毎日新聞No.311 【平成22年4月16日発行】

  最近、自転車通勤を始めた。学生時代以来、久しぶりに自転車に乗ったのだが、これがなかなか重宝である。ちょっとの距離であれば、車より自転車のほうが便利であり、遠い場所に行く場合も、健康のためということもあるが、自転車を利用している。周りの景色や街並みを眺め、また季節の移り変わりを感じながらさっそうと走るのは気分がよいものだ。

  自転車を利用して思うのは、「どこを走ればいいのか」ということである。自転車は「軽車両」であり、原則車道の左端を走行しなければならないが、自転車道の整備がなされていないため、非常に走りづらい。特に狭い道では車に追い越される度に、ぶつかるのではないかと不安になる。そのためだろうか、歩道を走行している自転車も多く見かける。

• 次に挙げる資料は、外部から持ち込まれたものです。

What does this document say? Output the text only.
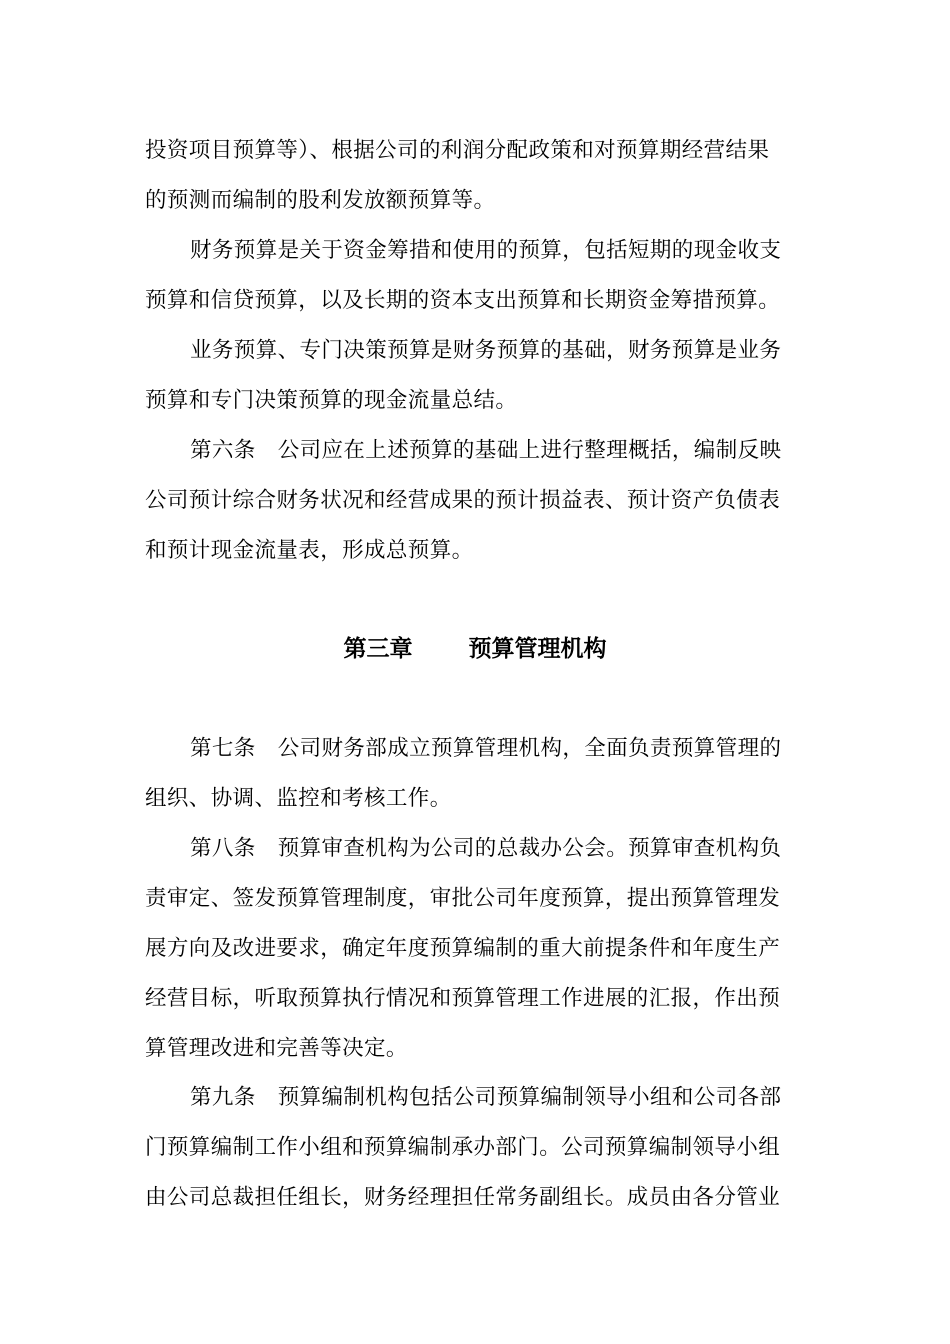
投资项目预算等）、根据公司的利润分配政策和对预算期经营结果
的预测而编制的股利发放额预算等。
财务预算是关于资金筹措和使用的预算，包括短期的现金收支
预算和信贷预算，以及长期的资本支出预算和长期资金筹措预算。
业务预算、专门决策预算是财务预算的基础，财务预算是业务
预算和专门决策预算的现金流量总结。
第六条 公司应在上述预算的基础上进行整理概括，编制反映
公司预计综合财务状况和经营成果的预计损益表、预计资产负债表
和预计现金流量表，形成总预算。
第三章 预算管理机构
第七条 公司财务部成立预算管理机构，全面负责预算管理的
组织、协调、监控和考核工作。
第八条 预算审查机构为公司的总裁办公会。预算审查机构负
责审定、签发预算管理制度，审批公司年度预算，提出预算管理发
展方向及改进要求，确定年度预算编制的重大前提条件和年度生产
经营目标，听取预算执行情况和预算管理工作进展的汇报，作出预
算管理改进和完善等决定。
第九条 预算编制机构包括公司预算编制领导小组和公司各部
门预算编制工作小组和预算编制承办部门。公司预算编制领导小组
由公司总裁担任组长，财务经理担任常务副组长。成员由各分管业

確かに例外的に認められている場合もあるが、歩行者の通行の妨げとなるし、実際、自転車が加害者となる事故も増えている。
  08年1月に、自転車通行環境整備モデル地区として甲府駅周辺の2カ所が認定された。これを受けて、今年3月に国道では県内初となる自転車専用道路が平和通沿いに完成した。約500mの区間であるが、歩道を区切って自転車道が整備され、自転車利用者が車や歩行者と接触する危険性は回避されている。
  このような試みは歓迎すべきであり、県内各地に広げて欲しいが問題もある。自転車道を作れるほど幅員の広い歩道自体が少ないということだ。だとすれば、車道を削って自転車道を整備するという方法を考えても良いのではないか。

  環境や健康に対する意識が高まる中で、世界的にも自転車は大ブームである。また、交通事故の防止、渋滞抑制、街の活性化という観点から、オランダやドイツなど欧州では、自転車を中心にまちづくりを進めているところも多い。日本でも、自転車中心のまちづくりに対する機運が高まりつつある。そのためには、自転車利用者のルール・マナーの問題、自動車運転者の意識の向上、自転車道・駐輪場の整備などの課題も多い。しかし、過度の車依存社会からの脱却を図るためにも、交通手段としての自転車の役割を見直し、自転車にやさしいまちづくりを考える、パラダイムシフトの時期に来ているのではないか。